The Innovative Genomics Institute at the University of California, Berkeley, CA, USA.
The Department of Earth and Planetary Science, University of California, Berkeley, CA, USA.
Nat Commun. 2023 Aug 8;14(1):4768. doi: 10.1038/s41467-023-40360-4.

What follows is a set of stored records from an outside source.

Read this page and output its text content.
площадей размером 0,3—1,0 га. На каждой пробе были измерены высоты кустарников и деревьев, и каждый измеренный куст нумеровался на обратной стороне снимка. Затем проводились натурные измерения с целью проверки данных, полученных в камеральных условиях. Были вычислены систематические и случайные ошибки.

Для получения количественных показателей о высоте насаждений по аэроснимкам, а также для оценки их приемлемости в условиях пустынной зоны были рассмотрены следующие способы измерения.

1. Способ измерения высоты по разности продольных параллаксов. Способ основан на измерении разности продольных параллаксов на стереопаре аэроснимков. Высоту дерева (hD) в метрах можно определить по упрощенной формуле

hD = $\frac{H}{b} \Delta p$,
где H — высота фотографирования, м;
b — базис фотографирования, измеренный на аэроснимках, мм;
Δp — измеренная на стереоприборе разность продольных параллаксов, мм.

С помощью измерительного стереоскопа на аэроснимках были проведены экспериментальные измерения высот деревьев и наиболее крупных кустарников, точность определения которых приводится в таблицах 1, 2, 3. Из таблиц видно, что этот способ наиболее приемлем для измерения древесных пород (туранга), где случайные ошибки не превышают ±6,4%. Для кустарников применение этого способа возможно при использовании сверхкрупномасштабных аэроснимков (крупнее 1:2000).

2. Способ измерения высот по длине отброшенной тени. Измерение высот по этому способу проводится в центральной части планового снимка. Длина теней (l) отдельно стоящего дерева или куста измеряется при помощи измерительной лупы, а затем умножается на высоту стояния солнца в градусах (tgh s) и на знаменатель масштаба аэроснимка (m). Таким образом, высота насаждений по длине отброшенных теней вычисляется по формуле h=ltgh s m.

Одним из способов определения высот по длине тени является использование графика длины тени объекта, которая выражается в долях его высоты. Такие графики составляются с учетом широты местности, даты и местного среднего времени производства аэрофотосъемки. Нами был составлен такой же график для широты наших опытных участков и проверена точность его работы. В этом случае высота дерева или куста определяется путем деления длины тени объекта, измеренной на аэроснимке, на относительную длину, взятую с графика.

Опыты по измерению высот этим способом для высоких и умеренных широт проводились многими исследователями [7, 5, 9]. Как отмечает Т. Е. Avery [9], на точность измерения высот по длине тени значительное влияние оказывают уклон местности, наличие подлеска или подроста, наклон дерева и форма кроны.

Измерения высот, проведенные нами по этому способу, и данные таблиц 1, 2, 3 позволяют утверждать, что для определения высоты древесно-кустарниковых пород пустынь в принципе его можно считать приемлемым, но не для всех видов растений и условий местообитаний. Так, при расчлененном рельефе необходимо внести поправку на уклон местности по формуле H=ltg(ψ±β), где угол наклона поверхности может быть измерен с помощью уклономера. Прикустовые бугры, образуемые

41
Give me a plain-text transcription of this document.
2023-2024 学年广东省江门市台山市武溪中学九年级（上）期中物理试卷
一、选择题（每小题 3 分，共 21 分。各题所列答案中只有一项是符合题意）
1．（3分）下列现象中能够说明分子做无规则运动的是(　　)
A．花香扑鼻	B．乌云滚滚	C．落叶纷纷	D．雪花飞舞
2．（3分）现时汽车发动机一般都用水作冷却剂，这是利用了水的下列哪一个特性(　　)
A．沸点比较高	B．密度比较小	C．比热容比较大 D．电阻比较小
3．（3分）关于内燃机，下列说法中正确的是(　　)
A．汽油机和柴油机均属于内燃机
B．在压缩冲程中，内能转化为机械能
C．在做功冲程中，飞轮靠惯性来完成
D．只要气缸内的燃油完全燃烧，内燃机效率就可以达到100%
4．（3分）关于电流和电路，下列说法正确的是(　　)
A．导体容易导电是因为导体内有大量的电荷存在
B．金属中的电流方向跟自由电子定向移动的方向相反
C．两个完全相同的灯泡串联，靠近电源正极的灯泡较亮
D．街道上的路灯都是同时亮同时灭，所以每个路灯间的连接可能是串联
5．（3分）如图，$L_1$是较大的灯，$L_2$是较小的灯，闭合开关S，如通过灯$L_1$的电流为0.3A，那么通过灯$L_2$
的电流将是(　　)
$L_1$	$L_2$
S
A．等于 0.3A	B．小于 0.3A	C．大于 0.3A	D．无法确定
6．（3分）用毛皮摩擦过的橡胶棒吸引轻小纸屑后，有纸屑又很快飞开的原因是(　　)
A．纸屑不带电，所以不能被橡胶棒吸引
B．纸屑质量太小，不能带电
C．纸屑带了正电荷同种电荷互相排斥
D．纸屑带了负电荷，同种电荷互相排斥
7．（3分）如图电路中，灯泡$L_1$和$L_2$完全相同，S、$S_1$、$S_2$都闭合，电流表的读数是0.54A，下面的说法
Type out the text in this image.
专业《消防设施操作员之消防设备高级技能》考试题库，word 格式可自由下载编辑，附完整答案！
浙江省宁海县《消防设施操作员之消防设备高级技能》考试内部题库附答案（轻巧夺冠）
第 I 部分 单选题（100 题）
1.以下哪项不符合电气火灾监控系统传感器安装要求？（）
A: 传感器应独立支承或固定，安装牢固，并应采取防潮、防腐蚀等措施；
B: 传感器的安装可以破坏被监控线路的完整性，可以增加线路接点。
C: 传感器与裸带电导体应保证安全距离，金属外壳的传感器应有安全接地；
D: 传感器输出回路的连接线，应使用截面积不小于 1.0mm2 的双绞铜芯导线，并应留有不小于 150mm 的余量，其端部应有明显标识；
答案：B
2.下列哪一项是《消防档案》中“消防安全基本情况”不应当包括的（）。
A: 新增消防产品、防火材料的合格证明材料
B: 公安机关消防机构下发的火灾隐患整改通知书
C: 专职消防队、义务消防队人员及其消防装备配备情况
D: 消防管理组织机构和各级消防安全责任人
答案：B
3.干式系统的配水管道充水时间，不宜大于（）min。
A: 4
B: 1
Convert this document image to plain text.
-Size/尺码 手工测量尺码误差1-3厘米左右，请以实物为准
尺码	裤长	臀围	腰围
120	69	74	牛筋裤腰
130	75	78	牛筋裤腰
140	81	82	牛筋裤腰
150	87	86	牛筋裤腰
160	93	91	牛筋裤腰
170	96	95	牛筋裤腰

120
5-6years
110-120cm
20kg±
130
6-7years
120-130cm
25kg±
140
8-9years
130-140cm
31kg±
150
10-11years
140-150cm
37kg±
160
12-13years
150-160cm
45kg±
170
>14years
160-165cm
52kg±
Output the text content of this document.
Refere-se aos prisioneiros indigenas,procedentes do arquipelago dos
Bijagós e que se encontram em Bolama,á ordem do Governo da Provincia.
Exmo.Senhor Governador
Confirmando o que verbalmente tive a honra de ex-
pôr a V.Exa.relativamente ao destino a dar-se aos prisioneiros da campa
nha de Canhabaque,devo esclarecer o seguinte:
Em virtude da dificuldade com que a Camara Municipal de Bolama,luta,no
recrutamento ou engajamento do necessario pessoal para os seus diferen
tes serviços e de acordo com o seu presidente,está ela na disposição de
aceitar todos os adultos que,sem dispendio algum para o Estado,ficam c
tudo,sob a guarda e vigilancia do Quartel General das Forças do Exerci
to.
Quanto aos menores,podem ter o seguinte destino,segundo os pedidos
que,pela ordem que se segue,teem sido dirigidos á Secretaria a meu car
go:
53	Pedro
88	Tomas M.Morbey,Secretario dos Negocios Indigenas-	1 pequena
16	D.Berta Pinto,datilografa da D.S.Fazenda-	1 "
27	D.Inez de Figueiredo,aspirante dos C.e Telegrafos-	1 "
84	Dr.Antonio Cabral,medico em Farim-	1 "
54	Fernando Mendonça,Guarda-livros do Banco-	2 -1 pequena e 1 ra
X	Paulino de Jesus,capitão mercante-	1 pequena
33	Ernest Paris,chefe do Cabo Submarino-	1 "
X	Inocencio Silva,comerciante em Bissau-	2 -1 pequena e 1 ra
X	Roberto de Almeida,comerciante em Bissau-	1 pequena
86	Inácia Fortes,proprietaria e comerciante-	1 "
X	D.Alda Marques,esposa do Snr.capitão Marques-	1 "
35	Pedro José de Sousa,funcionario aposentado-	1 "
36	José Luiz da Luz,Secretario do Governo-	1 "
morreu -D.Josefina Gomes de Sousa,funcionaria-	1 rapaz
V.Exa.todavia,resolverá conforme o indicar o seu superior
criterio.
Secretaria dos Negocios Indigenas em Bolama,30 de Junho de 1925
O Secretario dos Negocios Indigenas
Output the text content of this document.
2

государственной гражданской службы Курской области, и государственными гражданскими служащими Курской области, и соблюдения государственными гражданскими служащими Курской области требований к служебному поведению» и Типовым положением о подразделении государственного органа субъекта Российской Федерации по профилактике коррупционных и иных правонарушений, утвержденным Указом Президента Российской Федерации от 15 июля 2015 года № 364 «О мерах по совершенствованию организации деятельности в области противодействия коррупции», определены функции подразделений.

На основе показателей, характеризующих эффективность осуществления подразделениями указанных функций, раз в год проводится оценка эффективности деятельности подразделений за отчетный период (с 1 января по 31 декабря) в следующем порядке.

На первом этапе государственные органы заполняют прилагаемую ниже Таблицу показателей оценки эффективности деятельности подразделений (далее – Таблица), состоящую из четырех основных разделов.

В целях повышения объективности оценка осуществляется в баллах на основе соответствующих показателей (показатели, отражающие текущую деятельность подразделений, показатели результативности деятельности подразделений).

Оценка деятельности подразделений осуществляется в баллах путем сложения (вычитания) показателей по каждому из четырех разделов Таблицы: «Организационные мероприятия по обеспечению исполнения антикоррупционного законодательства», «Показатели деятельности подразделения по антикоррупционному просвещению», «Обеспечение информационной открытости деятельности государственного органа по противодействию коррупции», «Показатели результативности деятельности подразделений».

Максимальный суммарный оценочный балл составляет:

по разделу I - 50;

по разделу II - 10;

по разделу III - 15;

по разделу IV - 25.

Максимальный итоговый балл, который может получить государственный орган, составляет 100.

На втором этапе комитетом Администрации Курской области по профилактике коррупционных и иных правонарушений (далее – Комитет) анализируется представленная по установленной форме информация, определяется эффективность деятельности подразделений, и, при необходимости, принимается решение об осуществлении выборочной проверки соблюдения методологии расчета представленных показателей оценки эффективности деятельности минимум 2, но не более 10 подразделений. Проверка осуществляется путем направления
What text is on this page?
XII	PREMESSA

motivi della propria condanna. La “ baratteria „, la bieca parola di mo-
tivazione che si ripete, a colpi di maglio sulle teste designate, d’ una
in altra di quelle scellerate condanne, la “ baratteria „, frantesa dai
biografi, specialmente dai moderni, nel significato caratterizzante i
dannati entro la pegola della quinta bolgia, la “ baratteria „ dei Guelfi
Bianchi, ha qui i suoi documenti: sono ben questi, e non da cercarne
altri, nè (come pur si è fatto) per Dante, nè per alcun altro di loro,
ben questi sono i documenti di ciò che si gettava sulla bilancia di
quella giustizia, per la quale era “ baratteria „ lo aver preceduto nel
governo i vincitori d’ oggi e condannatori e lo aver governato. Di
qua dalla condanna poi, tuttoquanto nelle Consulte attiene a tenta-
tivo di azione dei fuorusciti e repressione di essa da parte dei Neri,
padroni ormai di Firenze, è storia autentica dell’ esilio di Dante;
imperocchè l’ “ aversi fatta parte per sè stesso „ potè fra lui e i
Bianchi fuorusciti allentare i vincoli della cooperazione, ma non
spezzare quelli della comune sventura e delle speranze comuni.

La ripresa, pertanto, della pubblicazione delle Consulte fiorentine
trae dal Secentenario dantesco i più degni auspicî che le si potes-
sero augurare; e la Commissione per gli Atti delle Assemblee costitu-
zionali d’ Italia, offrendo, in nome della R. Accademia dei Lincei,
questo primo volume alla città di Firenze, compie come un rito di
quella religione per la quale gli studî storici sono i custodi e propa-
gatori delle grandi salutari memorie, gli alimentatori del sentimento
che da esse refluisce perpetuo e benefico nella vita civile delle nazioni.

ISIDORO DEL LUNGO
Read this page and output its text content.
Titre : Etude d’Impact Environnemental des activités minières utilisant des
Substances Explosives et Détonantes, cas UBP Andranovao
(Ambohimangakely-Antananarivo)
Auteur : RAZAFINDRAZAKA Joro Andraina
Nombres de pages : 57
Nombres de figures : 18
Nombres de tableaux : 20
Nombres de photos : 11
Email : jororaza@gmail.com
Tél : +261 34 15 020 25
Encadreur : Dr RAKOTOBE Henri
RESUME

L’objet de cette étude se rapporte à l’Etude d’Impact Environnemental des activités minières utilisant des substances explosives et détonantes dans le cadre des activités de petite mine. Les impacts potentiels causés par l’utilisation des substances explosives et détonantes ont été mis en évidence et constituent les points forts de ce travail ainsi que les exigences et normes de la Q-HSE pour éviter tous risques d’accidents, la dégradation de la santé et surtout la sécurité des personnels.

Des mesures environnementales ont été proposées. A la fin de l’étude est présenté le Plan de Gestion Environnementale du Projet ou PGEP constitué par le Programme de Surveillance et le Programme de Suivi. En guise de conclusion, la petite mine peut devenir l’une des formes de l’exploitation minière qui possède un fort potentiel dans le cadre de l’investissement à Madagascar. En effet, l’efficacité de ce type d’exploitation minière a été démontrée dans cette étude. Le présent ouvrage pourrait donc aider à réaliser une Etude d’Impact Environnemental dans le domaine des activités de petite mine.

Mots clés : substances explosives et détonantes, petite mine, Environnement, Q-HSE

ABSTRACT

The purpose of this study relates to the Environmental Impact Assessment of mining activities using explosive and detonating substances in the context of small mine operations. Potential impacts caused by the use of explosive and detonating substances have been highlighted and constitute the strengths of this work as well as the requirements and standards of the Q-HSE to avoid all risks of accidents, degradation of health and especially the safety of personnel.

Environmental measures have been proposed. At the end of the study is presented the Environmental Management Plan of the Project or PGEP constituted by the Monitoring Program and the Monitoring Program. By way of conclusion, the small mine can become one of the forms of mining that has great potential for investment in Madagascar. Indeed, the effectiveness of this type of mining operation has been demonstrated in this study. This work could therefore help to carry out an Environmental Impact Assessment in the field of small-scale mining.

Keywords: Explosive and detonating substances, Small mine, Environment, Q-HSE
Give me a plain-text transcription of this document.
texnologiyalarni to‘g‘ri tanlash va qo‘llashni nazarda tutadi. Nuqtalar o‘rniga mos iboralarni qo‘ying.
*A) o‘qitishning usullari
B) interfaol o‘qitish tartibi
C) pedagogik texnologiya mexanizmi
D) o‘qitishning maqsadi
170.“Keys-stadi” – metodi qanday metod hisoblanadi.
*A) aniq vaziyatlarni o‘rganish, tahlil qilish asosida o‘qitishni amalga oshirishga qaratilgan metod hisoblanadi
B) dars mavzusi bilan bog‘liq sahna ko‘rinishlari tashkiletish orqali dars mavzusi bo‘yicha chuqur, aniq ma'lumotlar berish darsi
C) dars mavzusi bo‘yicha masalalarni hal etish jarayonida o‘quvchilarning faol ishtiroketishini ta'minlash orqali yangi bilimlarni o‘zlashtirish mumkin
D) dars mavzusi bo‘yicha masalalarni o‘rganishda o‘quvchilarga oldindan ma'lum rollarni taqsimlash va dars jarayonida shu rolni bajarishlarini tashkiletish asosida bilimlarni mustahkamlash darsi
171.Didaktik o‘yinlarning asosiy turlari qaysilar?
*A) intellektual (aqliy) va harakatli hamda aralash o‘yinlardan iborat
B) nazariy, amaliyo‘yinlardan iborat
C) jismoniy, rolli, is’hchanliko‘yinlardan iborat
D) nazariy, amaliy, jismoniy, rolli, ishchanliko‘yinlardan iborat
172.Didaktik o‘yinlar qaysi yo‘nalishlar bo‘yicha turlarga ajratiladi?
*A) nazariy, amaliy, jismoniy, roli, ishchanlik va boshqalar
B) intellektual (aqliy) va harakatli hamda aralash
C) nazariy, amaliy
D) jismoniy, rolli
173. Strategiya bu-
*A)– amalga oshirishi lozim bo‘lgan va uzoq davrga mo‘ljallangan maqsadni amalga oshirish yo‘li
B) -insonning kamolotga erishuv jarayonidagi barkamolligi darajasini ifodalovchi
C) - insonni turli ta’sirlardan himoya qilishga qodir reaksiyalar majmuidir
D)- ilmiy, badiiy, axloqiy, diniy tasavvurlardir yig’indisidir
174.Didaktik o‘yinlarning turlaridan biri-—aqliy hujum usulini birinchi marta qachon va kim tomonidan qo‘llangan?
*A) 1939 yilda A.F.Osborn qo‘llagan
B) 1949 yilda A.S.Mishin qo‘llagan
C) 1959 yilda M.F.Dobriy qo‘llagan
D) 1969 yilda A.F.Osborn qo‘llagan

Metagenomic or metabarcoding data are often used to predict microbial interactions in complex communities, but these predictions are rarely explored experimentally. Here, we use an organism abundance correlation network to investigate factors that control community organization in mine tailings-derived laboratory microbial consortia grown under dozens of conditions. The network is overlaid with metagenomic information about functional capacities to generate testable hypotheses. We develop a metric to predict the importance of each node within its local network environments relative to correlated vitamin auxotrophs, and predict that a Variovorax species is a hub as an important source of thiamine. Quantification of thiamine during the growth of Variovorax in minimal media show high levels of thiamine production, up to 100 mg/L. A few of the correlated thiamine auxotrophs are predicted to produce pantothenate, which we show is required for growth of Variovorax, supporting that a subset of vitamin-dependent interactions are mutualistic. A Cryptococcus yeast produces the B-vitamin pantothenate, and co-culturing with Variovorax leads to a 90-130-fold fitness increase for both organisms. Our study demonstrates the predictive power of metagenome-informed, microbial consortia-based network analyses for identifying microbial interactions that underpin the structure and functioning of microbial communities.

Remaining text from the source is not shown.